凍てつく寒さの中、必死に走った。寒さからか、思う様に足が動かない。こんな時に、僕の足はどうなっているんだ。
それでもなんとか走り、離宮が見えてきた。
「殿下!サーラ様が…」
血相を変えてやって来た護衛騎士。顔や服が汚れている。それに、焼け焦げた臭いもする。
「一体何があったんだ!サーラはどこにいるんだ。それにこの臭い…もしかして、火事か?」
「どうやらサーラ様は寒さから、自分で暖炉に火をつけた様でして…ただうまく換気が出来ていなかった様で、部屋中煙に包まれました。今隣の建屋で、治療を受けております。こちらです。
護衛騎士に連れられ、隣の建屋に向かう。
そこにはぐったりとしたサーラを治療する医師たちと、隣で泣き崩れているサーラの専属メイドの姿が。
「サーラ!」
急いでサーラの元に向かい抱きかかえるが、意識がないのかぐったりしている。顔も真っ青だ…ところどころ、服や顔が汚れている。
どうしてこんな事に…
「殿下、今治療中です。どうかサーラ様から離れて下さい!非常に危険な状態です。とにかく、治療に専念させて下さい」
僕からサーラを引き離すと、再び治療を始めた医師たち。
今非常に危険な状態と言ったよな…
そんな…
目の前が真っ暗になる。もしかしたら僕は、本当の意味でサーラを失うかもしれないのだ。鈍器で殴られたような衝撃が僕を襲う。
「殿下、ここは非常に冷えます。どうか羽織物を…」
僕に羽織物を掛けようとする護衛騎士。そんな護衛騎士を振り払い、サーラに近づく。
そして、そっと手を握った。
その手は、とても冷たかった。
「サーラ、ごめんね。僕があのまま君を返したばかりに…寒かったんだよね…だから、暖炉に火をつけたのだろう?そもそも僕が、君を大切にしていれば…あんな狭くて薄暗い場所で生活する事もなかったのに…サーラ、頼む。僕の事を好きになってくれなくてもいい。ただ君が生きているだけで、僕は幸せなんだ。たとえ一生結ばれなくても…君が生きていてくれたら…だから頼む。目を覚ましてくれ…お願いだ…」
気が付くと、ポロポロと涙が溢れ出ていた。僕の隣で、必死に医師たちが治療を続けている。ふとサーラの顔を見ると、ススで汚れていた。可哀そうに…
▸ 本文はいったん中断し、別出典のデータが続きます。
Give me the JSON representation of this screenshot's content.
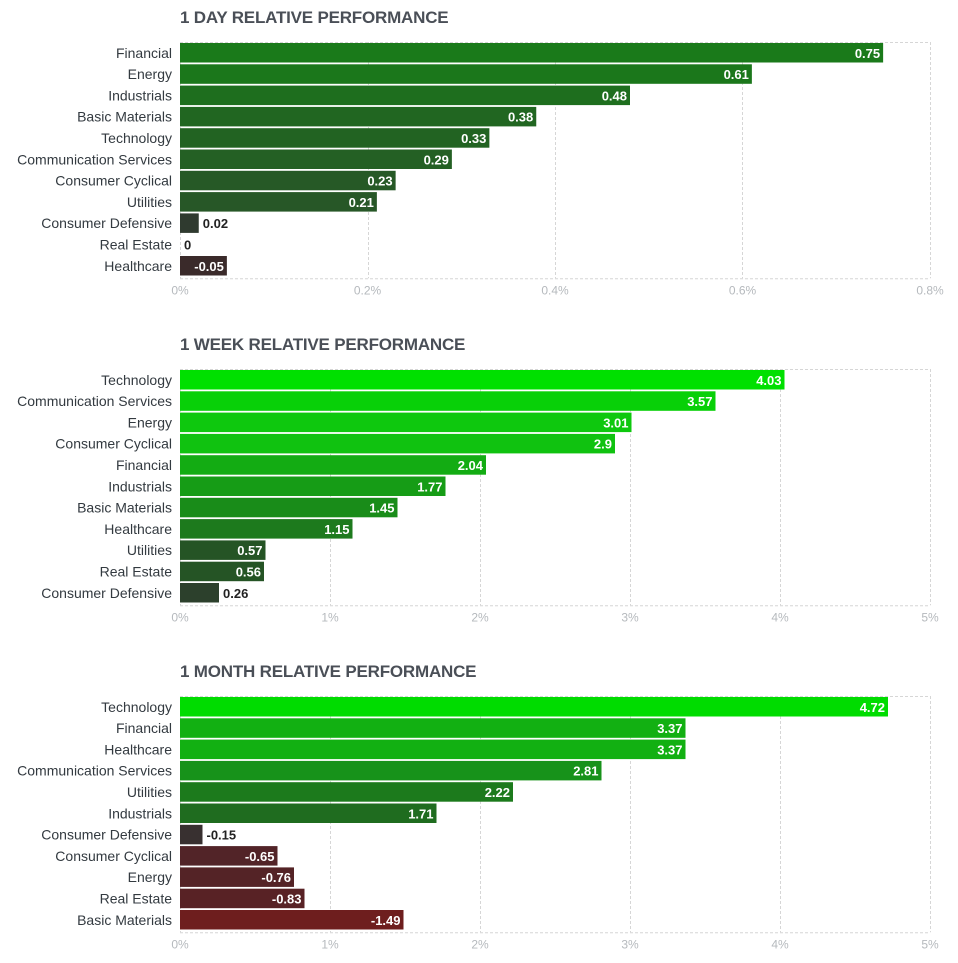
{
  "chart_data": [
    {
      "type": "bar",
      "orientation": "horizontal",
      "title": "1 DAY RELATIVE PERFORMANCE",
      "categories": [
        "Financial",
        "Energy",
        "Industrials",
        "Basic Materials",
        "Technology",
        "Communication Services",
        "Consumer Cyclical",
        "Utilities",
        "Consumer Defensive",
        "Real Estate",
        "Healthcare"
      ],
      "values": [
        0.75,
        0.61,
        0.48,
        0.38,
        0.33,
        0.29,
        0.23,
        0.21,
        0.02,
        0,
        -0.05
      ],
      "value_labels": [
        "0.75",
        "0.61",
        "0.48",
        "0.38",
        "0.33",
        "0.29",
        "0.23",
        "0.21",
        "0.02",
        "0",
        "-0.05"
      ],
      "colors": [
        "#1a7a1a",
        "#1b771b",
        "#1e6e1e",
        "#216621",
        "#226322",
        "#246024",
        "#265926",
        "#275727",
        "#2f3a2f",
        "#303030",
        "#3a2a2a"
      ],
      "xlim": [
        0,
        0.8
      ],
      "xticks": [
        0,
        0.2,
        0.4,
        0.6,
        0.8
      ],
      "xtick_labels": [
        "0%",
        "0.2%",
        "0.4%",
        "0.6%",
        "0.8%"
      ],
      "grid": true,
      "xlabel": "",
      "ylabel": ""
    },
    {
      "type": "bar",
      "orientation": "horizontal",
      "title": "1 WEEK RELATIVE PERFORMANCE",
      "categories": [
        "Technology",
        "Communication Services",
        "Energy",
        "Consumer Cyclical",
        "Financial",
        "Industrials",
        "Basic Materials",
        "Healthcare",
        "Utilities",
        "Real Estate",
        "Consumer Defensive"
      ],
      "values": [
        4.03,
        3.57,
        3.01,
        2.9,
        2.04,
        1.77,
        1.45,
        1.15,
        0.57,
        0.56,
        0.26
      ],
      "value_labels": [
        "4.03",
        "3.57",
        "3.01",
        "2.9",
        "2.04",
        "1.77",
        "1.45",
        "1.15",
        "0.57",
        "0.56",
        "0.26"
      ],
      "colors": [
        "#00e000",
        "#08d008",
        "#0ec80e",
        "#10c210",
        "#13ac13",
        "#169c16",
        "#198c19",
        "#1d7a1d",
        "#255425",
        "#255425",
        "#2c402c"
      ],
      "xlim": [
        0,
        5
      ],
      "xticks": [
        0,
        1,
        2,
        3,
        4,
        5
      ],
      "xtick_labels": [
        "0%",
        "1%",
        "2%",
        "3%",
        "4%",
        "5%"
      ],
      "grid": true,
      "xlabel": "",
      "ylabel": ""
    },
    {
      "type": "bar",
      "orientation": "horizontal",
      "title": "1 MONTH RELATIVE PERFORMANCE",
      "categories": [
        "Technology",
        "Financial",
        "Healthcare",
        "Communication Services",
        "Utilities",
        "Industrials",
        "Consumer Defensive",
        "Consumer Cyclical",
        "Energy",
        "Real Estate",
        "Basic Materials"
      ],
      "values": [
        4.72,
        3.37,
        3.37,
        2.81,
        2.22,
        1.71,
        -0.15,
        -0.65,
        -0.76,
        -0.83,
        -1.49
      ],
      "value_labels": [
        "4.72",
        "3.37",
        "3.37",
        "2.81",
        "2.22",
        "1.71",
        "-0.15",
        "-0.65",
        "-0.76",
        "-0.83",
        "-1.49"
      ],
      "colors": [
        "#00dc00",
        "#12b012",
        "#12b012",
        "#17921a",
        "#1c7a1c",
        "#1f6c1f",
        "#383030",
        "#522428",
        "#542326",
        "#582225",
        "#6e1e1e"
      ],
      "xlim": [
        0,
        5
      ],
      "xticks": [
        0,
        1,
        2,
        3,
        4,
        5
      ],
      "xtick_labels": [
        "0%",
        "1%",
        "2%",
        "3%",
        "4%",
        "5%"
      ],
      "grid": true,
      "xlabel": "",
      "ylabel": ""
    }
  ],
  "colors": {
    "title_text": "#4a4f57",
    "category_text": "#333a40",
    "tick_text": "#b5b9bd",
    "gridline": "#d6d6d6",
    "value_text_inside": "#ffffff",
    "value_text_outside": "#222222"
  }
}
僕の寝間着の裾で、汚れを取ってあげた。こうやって見ると、サーラはまだ幼いな。サーラの寝顔、初めて見た…
やっぱり君は、誰よりも綺麗だ…
「サーラ、お願いだ。目を覚まして…」
何度も何度もサーラに話しかける。
その時だった。
握っていた手が、動いた気がした。
「サーラ!サーラ」
何度も名前を呼ぶ。すると、ゆっくりと瞼が上がり、赤い瞳と目が合った。
「エイダン…さま…」
「サーラ、よかった。本当によかった」
そのままサーラを強く抱きしめた。よかった、生きている。サーラ!サーラ!再び溢れ出す涙を、抑える事が出来なかった。
その時だった。
サーラが僕に向かって、ほほ笑んでくれたのだ。その微笑は、今まで見たどんな微笑よりも美しかった。そして、ゆっくりと瞳を閉じたのだ。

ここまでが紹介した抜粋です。